The Fakes are gone, but...
How interesting that people are now returning to these forums after the USCF
one has proved less than useful to other than the politicians who run it.
Recently the Sam Sloan impersonator has dissapeared, and we have also chased
off most other abusers by simply asking them to write on topic, any topic to
do with chess, rather than speculate about other posters as their constant
diet. Its okay to say your opinion without agreeing with others, but
negating what others say, when this is known not to be true, is plain and
simple abuse - and its going to get called
--
I have seen a few examples recently of people saying Rob Mitchell here is no
chess player - though for sure, he plays more than almost anyone else.
Certainly some dozen people now understand that since we all play in the
same team.
Neither is it respectful, and I'm going to name the reprobates, to say that
someone's game is bad when they post it here then mock them.
Neil Brennan, Taylor Kingston and Greg Kennedy 'bot' all did this to a
posted game, meanwhile neglecting to notice a 2-mover which actually &
entirely changed the course fo the game. Obviously they lack any substance
in their perceptions of chess to /mock/ other people's chess.
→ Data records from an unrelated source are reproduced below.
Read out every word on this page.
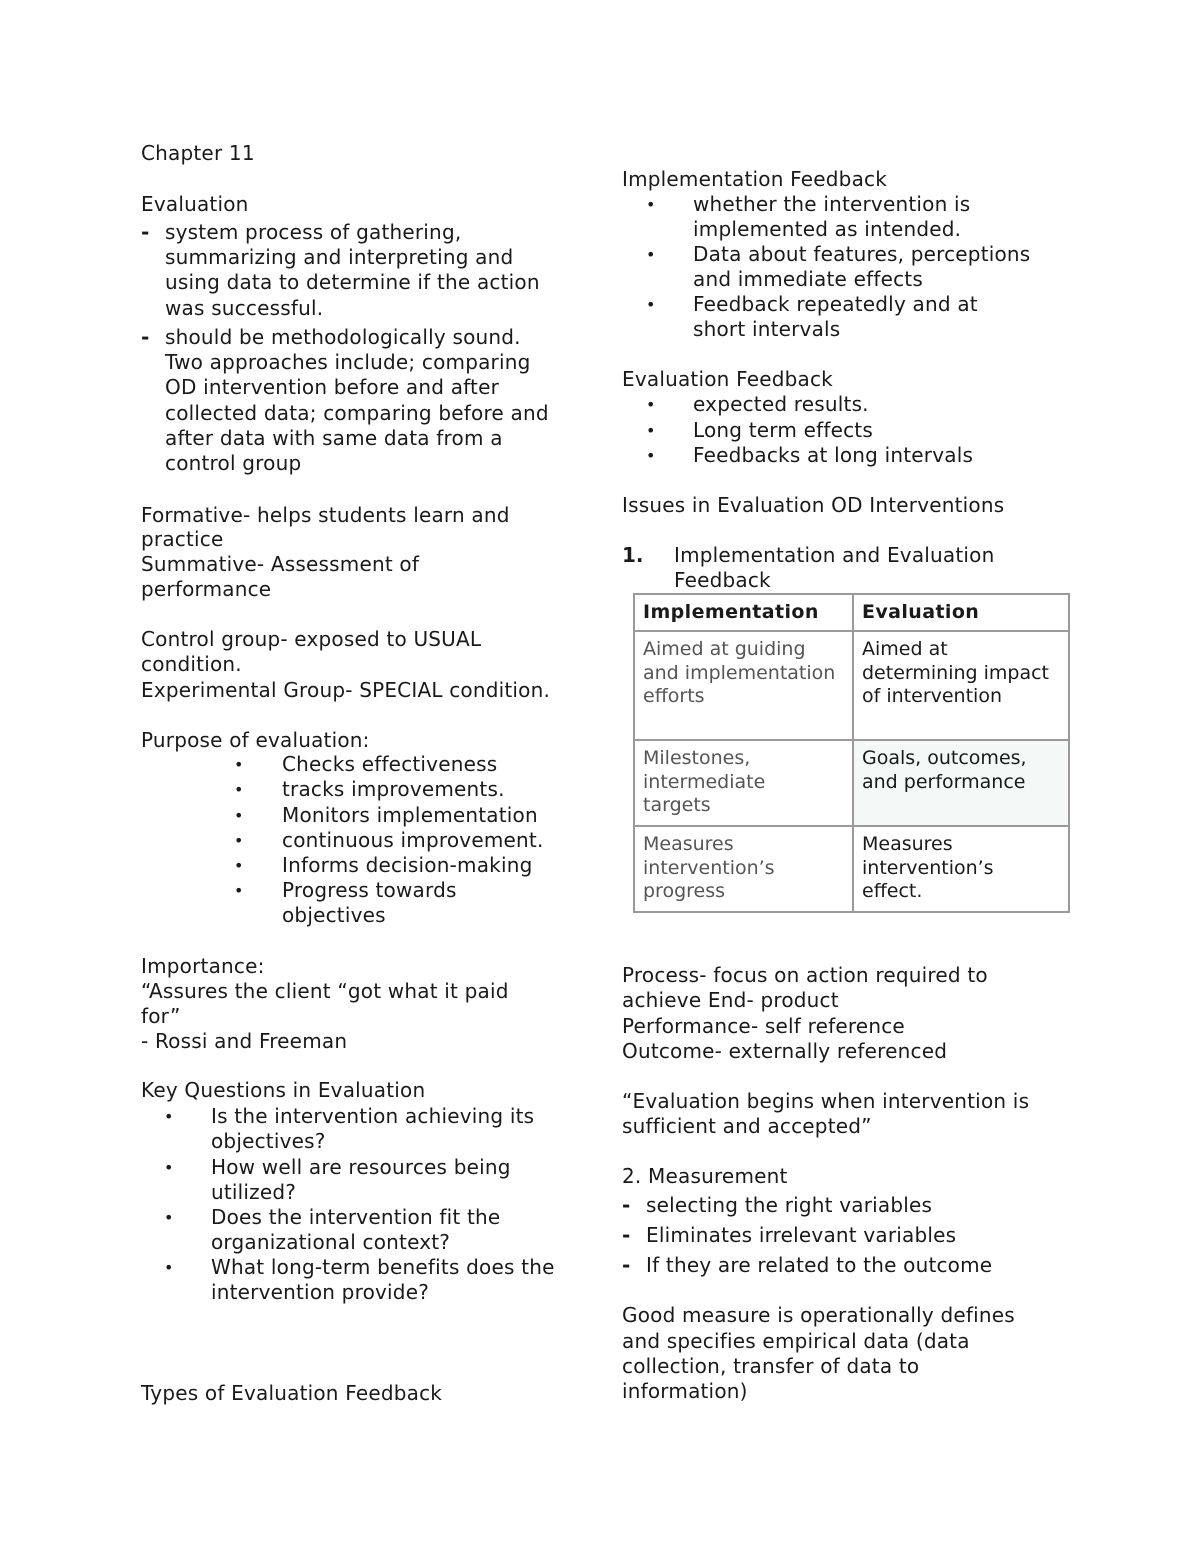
Chapter 11
Evaluation
- system process of gathering,
summarizing and interpreting and
using data to determine if the action
was successful.
- should be methodologically sound.
Two approaches include; comparing
OD intervention before and after
collected data; comparing before and
after data with same data from a
control group
Formative- helps students learn and
practice
Summative- Assessment of
performance
Control group- exposed to USUAL
condition.
Experimental Group- SPECIAL condition.
Purpose of evaluation:
• Checks effectiveness
• tracks improvements.
• Monitors implementation
• continuous improvement.
• Informs decision-making
• Progress towards
objectives
Importance:
“Assures the client “got what it paid
for”
- Rossi and Freeman
Key Questions in Evaluation
• Is the intervention achieving its
objectives?
• How well are resources being
utilized?
• Does the intervention fit the
organizational context?
• What long-term benefits does the
intervention provide?
Types of Evaluation Feedback
Implementation Feedback
• whether the intervention is
implemented as intended.
• Data about features, perceptions
and immediate effects
• Feedback repeatedly and at
short intervals
Evaluation Feedback
• expected results.
• Long term effects
• Feedbacks at long intervals
Issues in Evaluation OD Interventions
1. Implementation and Evaluation
Feedback
Implementation	Evaluation

Aimed at guiding
and implementation
efforts	Aimed at
determining impact
of intervention

Milestones,
intermediate
targets	Goals, outcomes,
and performance

Measures
intervention’s
progress	Measures
intervention’s
effect.
Process- focus on action required to
achieve End- product
Performance- self reference
Outcome- externally referenced
“Evaluation begins when intervention is
sufficient and accepted”
2. Measurement
- selecting the right variables
- Eliminates irrelevant variables
- If they are related to the outcome
Good measure is operationally defines
and specifies empirical data (data
collection, transfer of data to
information)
Its okay not
to see or understand what is happening in any game, but that is not their
intention!
Sam Sloan might get off it too - since he likes to declare that people don't
play chess, while declining to notice that they actually challenge him to
join in like a regular human being and play like anyone else here. We are
not *special* people. If he can't do that, take a hike!
Greg Kennedy has, at least to his credit, now joined in the same waters as
the rest of us in terms of actually playing chess in the same place. I hope
this will moderate his opinions in /chessic terms/ since otherwise, what
sort of *special* status do such people have to voice any opinion?
--
I make no direct link between the Sloan-imitators and the re-appearance of
the recent spate of hateful deniers of other people's lives. I simply say
that this is as nihilistic as the former manifestation.
--
When very strong players have shown up here, the same sets of abusers have
driven them off, with constant nonsense, name-callings, and so on, as if
they themselves actually had either experience of playing GM chess, or could
even understand the games. Their knowledge by virtue of their experience is
rejected as 'elitism' or something - which is simply to admit that what is
best is not worth note.
If we want some chess here, then lets discuss /chess/ here, and not actively
whine that other people are talking chess.
And if its chess management [aka politics], let us proceed along the same
lines - no poster has any business rubbishing another instead of the other
person's ideas. And nobody at all is right every day of the week. Usually,
the big benefit of a group process is that collectively people can take an
interesting idea and improve it.
[which is to say - there is something wrong with it that can actively be
addressed - and it is /not/ to say that by having some idea the person
representing it should be trashed - that is an admission of what the trasher
can contribute.]
--
The usual villains will take over every thread and issue their usually vague
abuse in them [which is entirely ad hominem], but cannot actually address
any topic to better inform it, or inform themselves by exploring it.